Warning the City Commission last Tuesday about the possibility of similarities between the problems in Ferguson and in our own City, Key West citizen activist Christine Russel quoted from the poem “Harlem” by Langston Hughes. “What happens to a dream deferred?…  Does it explode?”

But Mayor Cates dismissed Russel’s concerns saying [and we are not making this up], “There are organizations all over this town being involved with children…  They try to give them brand name stuff that people donate so they do have some sense of pride, so they can go on and be productive.”

The most disturbing thing is not that much the unnecessary brutality, but the fact that it appears to be systemic, with the City seemingly willing to rubberstamp, disguise, or cover-up what is occurring.

When Glenn Hanes arrived at the jail complaining of Siracuse’s intrusive cavity search, the jail called the hospital about a rape test, but it also contacted the KWPD.  According to Hanes KWPD officials asked the jail not to send Hanes to the hospital because FDLE was going to send their own nurse to conduct the examination.  “I have no idea what is going on with my complaint,” said Hanes who is at the Monroe County Detention Center awaiting trial.

As observed in the Charles Eimers death-in-custody case, FDLE appears to have an overly cozy relationship with KWPD, and the fact is, evidence incriminating to the police has been jeopardized:  Eimers body was nearly cremated before autopsy on FDLE’s watch.  Matthew Shaun Murphy’s Taser accident was never even investigated.  Donnie Lee, the Chief of Police, appears ready to add to misinformation about police activities, publicly stating that Siracuse repeatedly ordered Murphy to stop fighting before firing his Taser, even though that account is contradicted by all witness statements, including the officer’s own testimony.

In Bahama Village, the police are the “Princes of the Projects.”  It seems that the Housing Authority rarely has to bother with civil process.  Complaints by tenants are often met with police force.  Any guest or family member can be issued a “No Trespass Warning” followed by an arrest.
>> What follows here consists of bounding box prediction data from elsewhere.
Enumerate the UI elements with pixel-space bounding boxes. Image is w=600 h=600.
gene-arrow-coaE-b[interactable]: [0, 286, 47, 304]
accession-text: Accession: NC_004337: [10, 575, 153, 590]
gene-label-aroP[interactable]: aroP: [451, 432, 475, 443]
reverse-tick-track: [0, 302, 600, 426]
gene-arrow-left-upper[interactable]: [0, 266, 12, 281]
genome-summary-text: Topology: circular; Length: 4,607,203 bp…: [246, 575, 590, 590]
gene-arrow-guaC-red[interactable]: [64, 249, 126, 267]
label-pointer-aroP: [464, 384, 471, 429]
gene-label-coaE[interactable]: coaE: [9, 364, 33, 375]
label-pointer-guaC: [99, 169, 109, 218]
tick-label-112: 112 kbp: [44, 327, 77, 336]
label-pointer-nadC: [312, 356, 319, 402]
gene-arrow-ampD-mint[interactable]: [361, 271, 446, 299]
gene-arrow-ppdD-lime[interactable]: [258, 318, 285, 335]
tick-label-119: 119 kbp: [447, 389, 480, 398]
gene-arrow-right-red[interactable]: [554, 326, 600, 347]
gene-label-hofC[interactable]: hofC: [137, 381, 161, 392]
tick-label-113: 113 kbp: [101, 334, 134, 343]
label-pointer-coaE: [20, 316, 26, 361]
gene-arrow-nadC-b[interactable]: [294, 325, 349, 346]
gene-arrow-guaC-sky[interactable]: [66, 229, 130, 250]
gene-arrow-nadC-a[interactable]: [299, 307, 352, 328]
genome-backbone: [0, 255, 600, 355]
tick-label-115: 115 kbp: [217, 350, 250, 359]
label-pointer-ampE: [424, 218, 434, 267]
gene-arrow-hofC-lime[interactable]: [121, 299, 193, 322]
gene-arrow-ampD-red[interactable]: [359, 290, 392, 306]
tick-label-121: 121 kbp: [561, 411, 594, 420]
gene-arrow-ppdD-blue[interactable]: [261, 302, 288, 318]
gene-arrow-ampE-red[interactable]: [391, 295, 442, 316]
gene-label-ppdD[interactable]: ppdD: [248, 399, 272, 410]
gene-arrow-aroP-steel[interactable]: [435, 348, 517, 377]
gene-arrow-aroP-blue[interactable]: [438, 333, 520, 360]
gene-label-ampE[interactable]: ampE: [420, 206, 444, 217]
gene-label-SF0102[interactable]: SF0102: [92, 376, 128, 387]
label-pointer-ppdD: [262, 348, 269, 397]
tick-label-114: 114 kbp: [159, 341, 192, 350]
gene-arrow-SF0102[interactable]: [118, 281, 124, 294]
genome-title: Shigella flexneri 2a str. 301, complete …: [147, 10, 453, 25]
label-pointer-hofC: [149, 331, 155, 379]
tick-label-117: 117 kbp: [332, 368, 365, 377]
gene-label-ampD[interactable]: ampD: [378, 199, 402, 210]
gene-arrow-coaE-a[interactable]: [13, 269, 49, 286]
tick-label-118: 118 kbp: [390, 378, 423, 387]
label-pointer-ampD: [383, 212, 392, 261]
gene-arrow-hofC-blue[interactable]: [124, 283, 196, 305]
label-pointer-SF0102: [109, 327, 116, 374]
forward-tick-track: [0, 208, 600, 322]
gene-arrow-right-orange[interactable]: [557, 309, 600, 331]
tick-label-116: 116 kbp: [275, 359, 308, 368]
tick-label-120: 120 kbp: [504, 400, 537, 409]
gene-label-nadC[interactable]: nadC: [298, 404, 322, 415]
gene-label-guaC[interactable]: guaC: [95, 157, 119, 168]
Police officers are literally on the Housing Authority’s payroll.  The entire community lives in a parallel legal universe.

And the police, apparently stick to their own, no matter what.  Officer Henry Arroyo Jr. was recently discharged from the force over several very serious accusations of child sexual molestation.  He was, however, immediately hired by the Housing Authority, which already employs many of his fellow officers as security guards.  No one, aside from the residents, seems to be concerned that an alleged sexual predator was hired to work in housing complexes where hundreds of children are at risk.  The residents of course perceive it as yet another slap in the face.

People wonder if our police force is lost in a dark and disconnected dream of paramilitary violence.  There are approximately 90 Key West police officers and so far 99% of the problems that have been reported to The Blue Paper have been about the actions of a handful of officers.  Those few, however, appear to be operating under the total protection of a system that will obstruct justice, endorse the officers’ lies and even lie for them, defend them at any cost, or simply fail to take action, all in line with what the good Doctor King called, “The intolerable silence of the good people.”

  No Responses to “Could Key West Reach The Ferguson Flashpoint?”

  1. All cavity searches should be done by medical personnel and I am sure all of the medical industry agrees with that as well as any civilized human being. Any judge who authorizes law enforcement to conduct cavity searches should be prosecuted. This is not rocket science. This is common sense. The next thing we know, a law enforcement officer is going to arrest someone in the middle of his heart surgery. Check out Deming, NM. They are notorious for cavity searches and will go as far as to give multiple x-rays, multiple enemas and even colonoscopies regardless what the search warrant allows. They already were proven wrong with a $1.6 million judgement and they have 2 more cases waiting. These barbaric tactics are the most insulting infringements of our rights as anything else. If this was done to me and the perpetrator was not prosecuted, my hatred would be unbearable. Violence breeds violence.